Light between 2 towers reflecting off a lake

[ArmChairPhysicist]

I can expand (120-x)^2 into its polynomial and combine within the expression,

 

[ArmChairPhysicist]

Ok, now the chain rule

 

[ArmChairPhysicist]

If I did it right
AF' is

2x/(2(7^2+X^2)^1/2)

 

[ArmChairPhysicist]

When taking the derivative of the DF expression, is it best to expand (120-X)^2 before taking the derivative?

 

[ArmChairPhysicist]

I have this now for DF'
282-2X / 2(21^2 +(120-X)^2)^1/2

 

[ArmChairPhysicist]

Then I simplify those, set them to zero and solve I believe?

 

[ArmChairPhysicist]

Could I square the fractions to eliminate the radicals?

 

[ArmChairPhysicist]

If not how should I go about simplifying what I have

 

[ArmChairPhysicist]

Currently I have this by cross multiplying out the denominators.
X•sqrt(21^2 +(120-X)^2) +
(141-X)•sqrt(7^2+X^2)=0

 

[ArmChairPhysicist]

This is my current equation, and is what I'm attempting to simplify.

I know that my end goal is to isolate X so I can solve, but I need to eliminate those radicals, and I can't figure out how.
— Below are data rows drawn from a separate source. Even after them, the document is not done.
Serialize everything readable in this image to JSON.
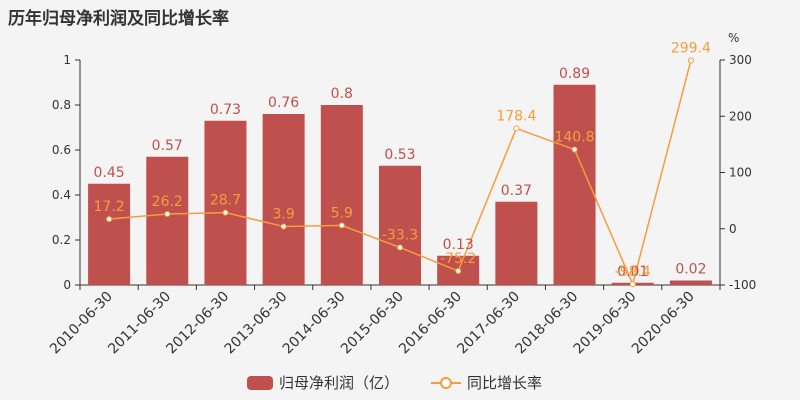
{
  "title": "历年归母净利润及同比增长率",
  "colors": {
    "bar": "#c0504d",
    "line": "#f59d3d",
    "axis": "#333333",
    "background": "#f4f4f4"
  },
  "chart_data": {
    "type": "bar",
    "categories": [
      "2010-06-30",
      "2011-06-30",
      "2012-06-30",
      "2013-06-30",
      "2014-06-30",
      "2015-06-30",
      "2016-06-30",
      "2017-06-30",
      "2018-06-30",
      "2019-06-30",
      "2020-06-30"
    ],
    "series": [
      {
        "name": "归母净利润（亿）",
        "type": "bar",
        "axis": "left",
        "values": [
          0.45,
          0.57,
          0.73,
          0.76,
          0.8,
          0.53,
          0.13,
          0.37,
          0.89,
          0.01,
          0.02
        ],
        "labels": [
          "0.45",
          "0.57",
          "0.73",
          "0.76",
          "0.8",
          "0.53",
          "0.13",
          "0.37",
          "0.89",
          "0.01",
          "0.02"
        ]
      },
      {
        "name": "同比增长率",
        "type": "line",
        "axis": "right",
        "values": [
          17.2,
          26.2,
          28.7,
          3.9,
          5.9,
          -33.3,
          -75.2,
          178.4,
          140.8,
          -98.4,
          299.4
        ],
        "labels": [
          "17.2",
          "26.2",
          "28.7",
          "3.9",
          "5.9",
          "-33.3",
          "-75.2",
          "178.4",
          "140.8",
          "-98.4",
          "299.4"
        ]
      }
    ],
    "y_left": {
      "ylim": [
        0,
        1
      ],
      "ticks": [
        "0",
        "0.2",
        "0.4",
        "0.6",
        "0.8",
        "1"
      ]
    },
    "y_right": {
      "ylim": [
        -100,
        300
      ],
      "ticks": [
        "-100",
        "0",
        "100",
        "200",
        "300"
      ],
      "unit": "%"
    },
    "legend_position": "bottom"
  }
}
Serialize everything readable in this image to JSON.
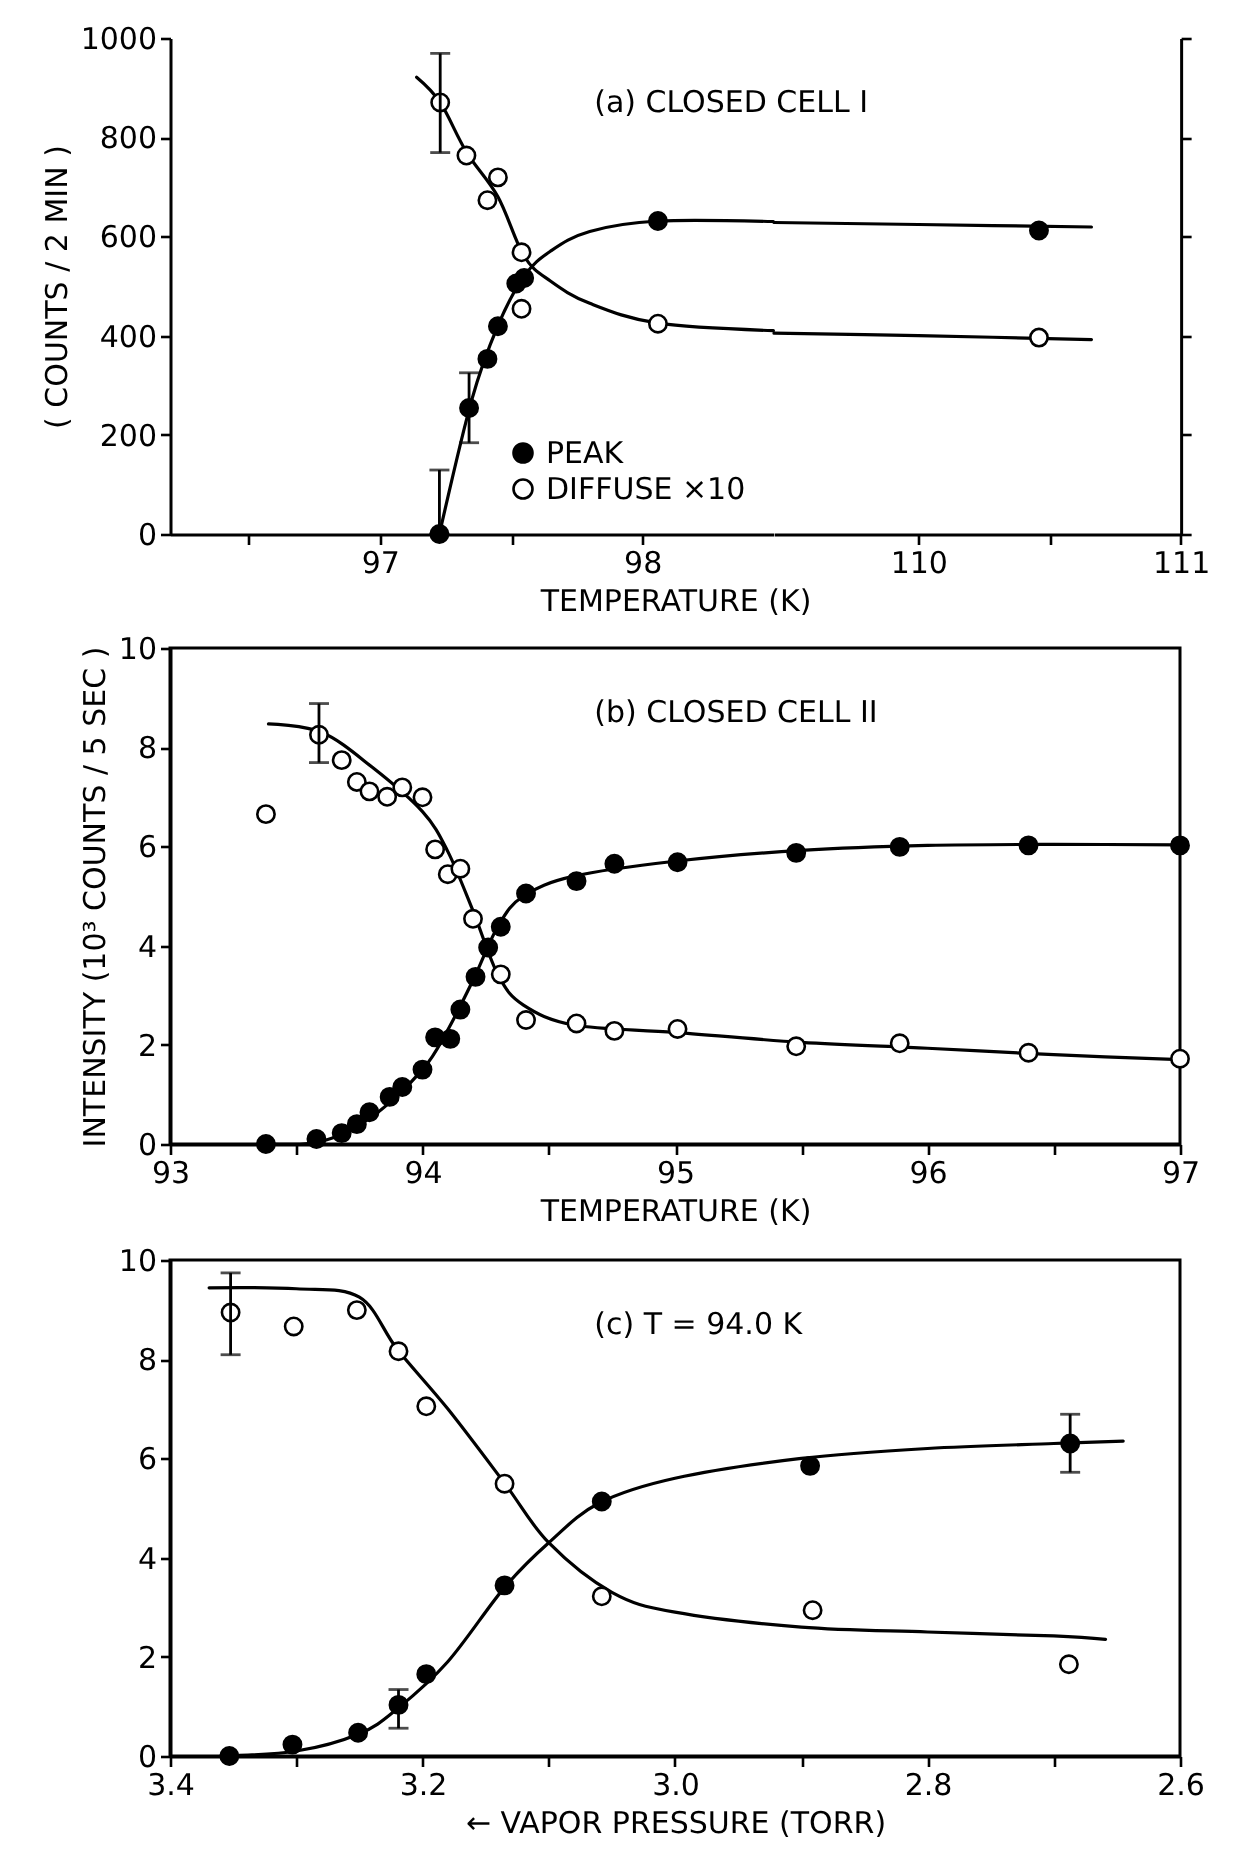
{
  "chart_data": [
    {
      "type": "scatter",
      "xlabel": "TEMPERATURE (K)",
      "ylabel": "( COUNTS / 2 MIN )",
      "annotations": [
        "(a) CLOSED CELL I"
      ],
      "xlim": [
        96.2,
        98.5
      ],
      "xticks": [
        {
          "value": 96.5,
          "label": null
        },
        97,
        {
          "value": 97.5,
          "label": null
        },
        98
      ],
      "ylim": [
        0,
        1000
      ],
      "yticks": [
        0,
        200,
        400,
        600,
        800,
        1000
      ],
      "legend": "bottom right",
      "series": [
        {
          "name": "PEAK",
          "color": "#000000",
          "marker": "circle",
          "x": [
            97.227,
            97.34,
            97.41,
            97.45,
            97.52,
            97.55,
            98.06
          ],
          "values": [
            0,
            254,
            353,
            419,
            505,
            516,
            631
          ],
          "errors": [
            [
              0,
              129
            ],
            [
              184,
              325
            ],
            null,
            null,
            null,
            null,
            null
          ]
        },
        {
          "name": "DIFFUSE ×10",
          "color": "#ffffff",
          "marker": "circle",
          "x": [
            97.23,
            97.33,
            97.41,
            97.45,
            97.54,
            97.54,
            98.06
          ],
          "values": [
            870,
            763,
            673,
            719,
            568,
            454,
            424
          ],
          "errors": [
            [
              769,
              969
            ],
            null,
            null,
            null,
            null,
            null,
            null
          ]
        },
        {
          "type": "line",
          "color": "#000000",
          "x": [
            97.227,
            97.35,
            97.45,
            97.55,
            97.65,
            97.8,
            98.06,
            98.5
          ],
          "values": [
            0,
            270,
            420,
            520,
            570,
            610,
            631,
            630
          ]
        },
        {
          "type": "line",
          "color": "#000000",
          "x": [
            97.14,
            97.23,
            97.33,
            97.45,
            97.55,
            97.65,
            97.8,
            98.06,
            98.5
          ],
          "values": [
            921,
            870,
            770,
            680,
            560,
            510,
            465,
            425,
            410
          ]
        }
      ]
    },
    {
      "type": "scatter",
      "tick_labels": "x",
      "xlim": [
        109.45,
        111
      ],
      "xticks": [
        110,
        {
          "value": 110.5,
          "label": null
        },
        111
      ],
      "ylim": [
        0,
        1000
      ],
      "yticks": [
        0,
        200,
        400,
        600,
        800,
        1000
      ],
      "series": [
        {
          "color": "#000000",
          "marker": "circle",
          "x": [
            110.46
          ],
          "values": [
            612
          ]
        },
        {
          "color": "#ffffff",
          "marker": "circle",
          "x": [
            110.46
          ],
          "values": [
            396
          ]
        },
        {
          "type": "line",
          "color": "#000000",
          "x": [
            109.45,
            110.0,
            110.66
          ],
          "values": [
            628,
            624,
            619
          ]
        },
        {
          "type": "line",
          "color": "#000000",
          "x": [
            109.45,
            110.0,
            110.66
          ],
          "values": [
            405,
            400,
            392
          ]
        }
      ]
    },
    {
      "type": "scatter",
      "xlabel": "TEMPERATURE (K)",
      "ylabel": "INTENSITY (10³ COUNTS / 5 SEC )",
      "annotations": [
        "(b) CLOSED CELL II"
      ],
      "xlim": [
        93,
        97
      ],
      "xticks": [
        93,
        {
          "value": 93.5,
          "label": null
        },
        94,
        {
          "value": 94.5,
          "label": null
        },
        95,
        {
          "value": 95.5,
          "label": null
        },
        96,
        {
          "value": 96.5,
          "label": null
        },
        97
      ],
      "ylim": [
        0,
        10
      ],
      "yticks": [
        0,
        2,
        4,
        6,
        8,
        10
      ],
      "series": [
        {
          "color": "#000000",
          "marker": "circle",
          "x": [
            93.38,
            93.58,
            93.68,
            93.74,
            93.79,
            93.87,
            93.92,
            94.0,
            94.05,
            94.11,
            94.15,
            94.21,
            94.26,
            94.31,
            94.41,
            94.61,
            94.76,
            95.01,
            95.48,
            95.89,
            96.4,
            97.0
          ],
          "values": [
            0,
            0.1,
            0.22,
            0.4,
            0.64,
            0.95,
            1.15,
            1.5,
            2.15,
            2.12,
            2.71,
            3.37,
            3.96,
            4.38,
            5.05,
            5.3,
            5.65,
            5.68,
            5.87,
            5.99,
            6.02,
            6.02
          ]
        },
        {
          "color": "#ffffff",
          "marker": "circle",
          "x": [
            93.38,
            93.59,
            93.68,
            93.74,
            93.79,
            93.86,
            93.92,
            94.0,
            94.05,
            94.1,
            94.15,
            94.2,
            94.31,
            94.41,
            94.61,
            94.76,
            95.01,
            95.48,
            95.89,
            96.4,
            97.0
          ],
          "values": [
            6.65,
            8.25,
            7.74,
            7.3,
            7.11,
            7.0,
            7.19,
            6.99,
            5.94,
            5.44,
            5.55,
            4.54,
            3.42,
            2.5,
            2.43,
            2.28,
            2.32,
            1.97,
            2.03,
            1.84,
            1.72
          ],
          "errors": [
            null,
            [
              7.69,
              8.88
            ],
            null,
            null,
            null,
            null,
            null,
            null,
            null,
            null,
            null,
            null,
            null,
            null,
            null,
            null,
            null,
            null,
            null,
            null,
            null
          ]
        },
        {
          "type": "line",
          "color": "#000000",
          "x": [
            93.4,
            93.6,
            93.8,
            94.0,
            94.1,
            94.2,
            94.3,
            94.4,
            94.6,
            95.0,
            95.5,
            96.0,
            96.5,
            97.0
          ],
          "values": [
            0,
            0.05,
            0.55,
            1.5,
            2.3,
            3.3,
            4.4,
            5.0,
            5.4,
            5.7,
            5.92,
            6.02,
            6.04,
            6.03
          ]
        },
        {
          "type": "line",
          "color": "#000000",
          "x": [
            93.39,
            93.6,
            93.8,
            94.0,
            94.1,
            94.2,
            94.3,
            94.4,
            94.6,
            95.0,
            95.5,
            96.0,
            96.5,
            97.0
          ],
          "values": [
            8.47,
            8.3,
            7.6,
            6.7,
            5.9,
            4.7,
            3.4,
            2.8,
            2.4,
            2.25,
            2.05,
            1.93,
            1.8,
            1.7
          ]
        }
      ]
    },
    {
      "type": "scatter",
      "xlabel": "← VAPOR PRESSURE (TORR)",
      "annotations": [
        "(c)  T = 94.0 K"
      ],
      "xlim": [
        3.4,
        2.6
      ],
      "xticks": [
        3.4,
        {
          "value": 3.3,
          "label": null
        },
        3.2,
        {
          "value": 3.1,
          "label": null
        },
        {
          "value": 3,
          "label": "3.0"
        },
        {
          "value": 2.9,
          "label": null
        },
        2.8,
        {
          "value": 2.7,
          "label": null
        },
        2.6
      ],
      "ylim": [
        0,
        10
      ],
      "yticks": [
        0,
        2,
        4,
        6,
        8,
        10
      ],
      "series": [
        {
          "color": "#000000",
          "marker": "circle",
          "x": [
            3.353,
            3.303,
            3.251,
            3.219,
            3.197,
            3.135,
            3.058,
            2.893,
            2.687
          ],
          "values": [
            0,
            0.23,
            0.47,
            1.03,
            1.65,
            3.44,
            5.13,
            5.85,
            6.3
          ],
          "errors": [
            null,
            null,
            null,
            [
              0.56,
              1.34
            ],
            null,
            null,
            null,
            null,
            [
              5.72,
              6.89
            ]
          ]
        },
        {
          "color": "#ffffff",
          "marker": "circle",
          "x": [
            3.352,
            3.302,
            3.252,
            3.219,
            3.197,
            3.135,
            3.058,
            2.891,
            2.688
          ],
          "values": [
            8.94,
            8.66,
            8.99,
            8.16,
            7.05,
            5.49,
            3.22,
            2.94,
            1.85
          ],
          "errors": [
            [
              8.09,
              9.74
            ],
            null,
            null,
            null,
            null,
            null,
            null,
            null,
            null
          ]
        },
        {
          "type": "line",
          "color": "#000000",
          "x": [
            3.36,
            3.3,
            3.25,
            3.22,
            3.18,
            3.135,
            3.1,
            3.06,
            3.0,
            2.9,
            2.8,
            2.7,
            2.645
          ],
          "values": [
            0,
            0.1,
            0.45,
            0.95,
            1.9,
            3.4,
            4.3,
            5.1,
            5.6,
            6.0,
            6.2,
            6.3,
            6.35
          ]
        },
        {
          "type": "line",
          "color": "#000000",
          "x": [
            3.369,
            3.3,
            3.25,
            3.22,
            3.18,
            3.135,
            3.1,
            3.05,
            3.0,
            2.9,
            2.8,
            2.7,
            2.659
          ],
          "values": [
            9.44,
            9.42,
            9.25,
            8.2,
            7.0,
            5.5,
            4.3,
            3.3,
            2.9,
            2.6,
            2.5,
            2.42,
            2.35
          ]
        }
      ]
    }
  ]
}
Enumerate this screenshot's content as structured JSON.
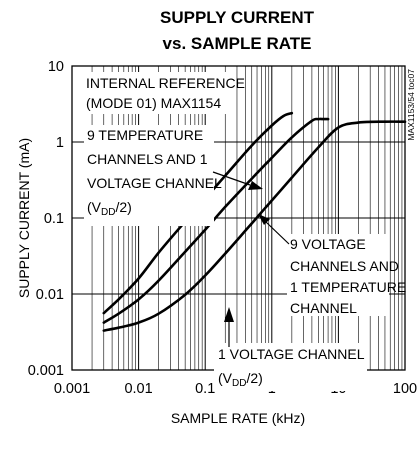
{
  "chart_data": {
    "type": "line",
    "title": "SUPPLY CURRENT",
    "subtitle": "vs. SAMPLE RATE",
    "xlabel": "SAMPLE RATE (kHz)",
    "ylabel": "SUPPLY CURRENT (mA)",
    "xscale": "log",
    "yscale": "log",
    "xlim": [
      0.001,
      100
    ],
    "ylim": [
      0.001,
      10
    ],
    "grid": true,
    "x_tick_labels": [
      "0.001",
      "0.01",
      "0.1",
      "1",
      "10",
      "100"
    ],
    "y_tick_labels": [
      "0.001",
      "0.01",
      "0.1",
      "1",
      "10"
    ],
    "figure_code": "MAX1153/54 toc07",
    "annotations": {
      "condition": [
        "INTERNAL REFERENCE",
        "(MODE 01) MAX1154"
      ],
      "series1": [
        "9 TEMPERATURE",
        "CHANNELS AND 1",
        "VOLTAGE CHANNEL",
        "(V",
        "DD",
        "/2)"
      ],
      "series2": [
        "9 VOLTAGE",
        "CHANNELS AND",
        "1 TEMPERATURE",
        "CHANNEL"
      ],
      "series3": [
        "1 VOLTAGE CHANNEL",
        "(V",
        "DD",
        "/2)"
      ]
    },
    "series": [
      {
        "id": "nine_temp_one_volt",
        "x": [
          0.003,
          0.005,
          0.01,
          0.02,
          0.05,
          0.1,
          0.2,
          0.5,
          1,
          1.5,
          2
        ],
        "y": [
          0.0056,
          0.0085,
          0.016,
          0.035,
          0.09,
          0.18,
          0.36,
          0.9,
          1.65,
          2.2,
          2.4
        ]
      },
      {
        "id": "nine_volt_one_temp",
        "x": [
          0.003,
          0.005,
          0.01,
          0.02,
          0.05,
          0.1,
          0.2,
          0.5,
          1,
          2,
          4,
          5,
          6,
          7
        ],
        "y": [
          0.0042,
          0.0055,
          0.0085,
          0.015,
          0.036,
          0.07,
          0.14,
          0.33,
          0.62,
          1.15,
          1.9,
          2.0,
          2.0,
          2.0
        ]
      },
      {
        "id": "one_volt",
        "x": [
          0.003,
          0.005,
          0.01,
          0.02,
          0.05,
          0.1,
          0.2,
          0.5,
          1,
          2,
          5,
          10,
          20,
          50,
          100
        ],
        "y": [
          0.0033,
          0.0036,
          0.0042,
          0.0055,
          0.0098,
          0.0175,
          0.034,
          0.085,
          0.17,
          0.34,
          0.85,
          1.55,
          1.8,
          1.85,
          1.85
        ]
      }
    ]
  }
}
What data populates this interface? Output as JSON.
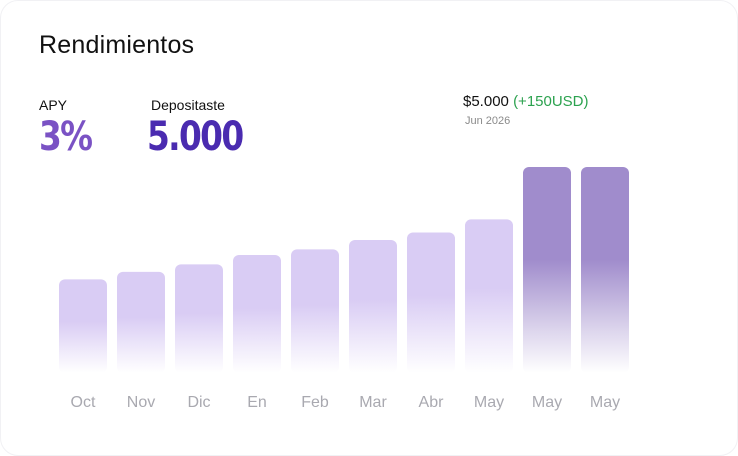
{
  "header": {
    "title": "Rendimientos"
  },
  "stats": {
    "apy_label": "APY",
    "apy_value": "3%",
    "deposit_label": "Depositaste",
    "deposit_value": "5.000"
  },
  "tooltip": {
    "amount": "$5.000",
    "gain": "(+150USD)",
    "date": "Jun 2026"
  },
  "colors": {
    "bar_light": "#d9ccf4",
    "bar_highlight": "#a08ccc",
    "apy": "#7a52c4",
    "deposit": "#4a2bb0",
    "gain": "#2ca24f",
    "tick": "#a9a9b0"
  },
  "chart_data": {
    "type": "bar",
    "title": "",
    "xlabel": "",
    "ylabel": "",
    "categories": [
      "Oct",
      "Nov",
      "Dic",
      "En",
      "Feb",
      "Mar",
      "Abr",
      "May",
      "May",
      "May"
    ],
    "values": [
      4850,
      4870,
      4890,
      4915,
      4930,
      4955,
      4975,
      5010,
      5150,
      5150
    ],
    "highlighted": [
      false,
      false,
      false,
      false,
      false,
      false,
      false,
      false,
      true,
      true
    ],
    "ylim": [
      4600,
      5150
    ],
    "grid": false,
    "legend": "none"
  }
}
Any ideas?

 

[Ray Vickson]

View attachment 196037
This is my current equation, and is what I'm attempting to simplify.

I know that my end goal is to isolate X so I can solve, but I need to eliminate those radicals, and I can't figure out how. Any ideas?

Rewrite the derivative by combining the terms over the common denominator $D = \sqrt{7^2+x^2} \sqrt{21^2+(120-x)^2}$. That will produce a numerator having the square roots in two terms. Now equate the numerator to zero, using the standard approach, which is to re-write the equation so that the two square-roots are on opposite sides; then square both sides. That gets rid of all the square roots.

 

[Dick]

View attachment 196037
This is my current equation, and is what I'm attempting to simplify.

I know that my end goal is to isolate X so I can solve, but I need to eliminate those radicals, and I can't figure out how. Any ideas?

I would check where that '141' in the numerator came from.

 

[ArmChairPhysicist]

The 141 came from me taking the derivative of 21^2+(120-x)2

2 • 21 ^2-1 =
42

(120-x)^2 = 2(120-X)^1 correct?

 

[ArmChairPhysicist]

Then when I reduced the fractions in my equation 282-2x became 141-x unless I messed up somewhere

 

[ArmChairPhysicist]

So from this

 

[ArmChairPhysicist]

To this?

 

[ArmChairPhysicist]

Cancel out the denominator, then square both sides?

 

[ArmChairPhysicist]

Which gets me this.

 

[Ray Vickson]

View attachment 196047 To this?

Well, the answer is yes, since you have done exactly what I suggested. However: please do not continually ask questions as to whether your next step is correct or not---just work it all out, from beginning to the end (or, at least, as FAR as you can). Try to develop some confidence in your own work.

 

[ArmChairPhysicist]

Now I simply solve for x?

 

[ArmChairPhysicist]

Ok thank you

 

[ArmChairPhysicist]

Thank you so much for your help and time.

 

[Dick]

The 141 came from me taking the derivative of 21^2+(120-x)2

2 • 21 ^2-1 =
42

(120-x)^2 = 2(120-X)^1 correct?

Not correct. The derivative of $21^2$ is zero. It's a constant.